Paul Durand will remain active in the combined company serving customers in an executive business development role. In addition, two members of St. Martin Bancshares' current Board of Directors will join the boards of Home Bancorp and Home Bank.
The merger agreement was unanimously approved by the boards of directors of both companies. The transaction is expected to close in the fourth quarter of 2017 or first quarter of 2018, subject to customary closing conditions, including regulatory approvals and shareholder approvals of both companies.

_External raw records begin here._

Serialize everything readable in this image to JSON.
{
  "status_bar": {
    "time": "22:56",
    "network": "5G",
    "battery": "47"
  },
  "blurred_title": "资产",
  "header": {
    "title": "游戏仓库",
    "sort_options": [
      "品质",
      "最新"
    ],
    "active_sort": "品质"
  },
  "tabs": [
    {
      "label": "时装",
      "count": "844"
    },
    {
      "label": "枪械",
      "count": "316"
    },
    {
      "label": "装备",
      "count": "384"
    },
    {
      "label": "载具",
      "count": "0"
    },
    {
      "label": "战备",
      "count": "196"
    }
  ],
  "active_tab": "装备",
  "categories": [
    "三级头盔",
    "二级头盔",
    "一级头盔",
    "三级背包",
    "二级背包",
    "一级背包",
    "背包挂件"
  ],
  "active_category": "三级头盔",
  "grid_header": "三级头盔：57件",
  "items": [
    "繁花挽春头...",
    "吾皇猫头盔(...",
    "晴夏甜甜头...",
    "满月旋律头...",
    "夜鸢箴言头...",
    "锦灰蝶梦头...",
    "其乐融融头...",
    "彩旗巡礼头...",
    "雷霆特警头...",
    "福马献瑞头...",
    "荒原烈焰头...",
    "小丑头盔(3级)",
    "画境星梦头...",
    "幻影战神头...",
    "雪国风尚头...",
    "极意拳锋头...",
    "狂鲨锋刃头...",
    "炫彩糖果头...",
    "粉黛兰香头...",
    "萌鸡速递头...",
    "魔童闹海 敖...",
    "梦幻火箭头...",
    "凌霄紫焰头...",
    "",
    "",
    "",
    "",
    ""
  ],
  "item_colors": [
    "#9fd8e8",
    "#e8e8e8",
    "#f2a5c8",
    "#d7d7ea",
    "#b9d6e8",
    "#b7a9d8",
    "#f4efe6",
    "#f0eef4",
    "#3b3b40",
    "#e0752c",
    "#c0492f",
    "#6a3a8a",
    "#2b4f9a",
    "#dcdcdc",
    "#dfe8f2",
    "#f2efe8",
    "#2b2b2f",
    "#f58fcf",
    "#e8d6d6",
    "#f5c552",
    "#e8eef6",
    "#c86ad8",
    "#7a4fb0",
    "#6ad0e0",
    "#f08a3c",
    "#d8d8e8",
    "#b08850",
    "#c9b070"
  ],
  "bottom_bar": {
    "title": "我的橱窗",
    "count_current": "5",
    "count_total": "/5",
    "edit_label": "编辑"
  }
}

Home Bancorp anticipates the transaction will be over 20% accretive to earnings per share once cost savings are fully realized and accretive to tangible book value per share within 3.5 years of closing. Following the Merger, Home Bank's capital position is expected to remain strong with leverage and total risk-based capital ratios of approximately 9.1% and 12.3%, respectively. No additional capital will be needed by Home Bancorp to complete the transaction.
BSP Securities, LLC acted as financial advisor to Home Bancorp and Silver, Freedman, Taff & Tiernan LLP acted as its legal advisor in the transaction. Raymond James acted as financial advisor to St. Martin Bancshares and Fenimore, Kay, Harrison & Ford, LLP acted as its legal advisor in the transaction.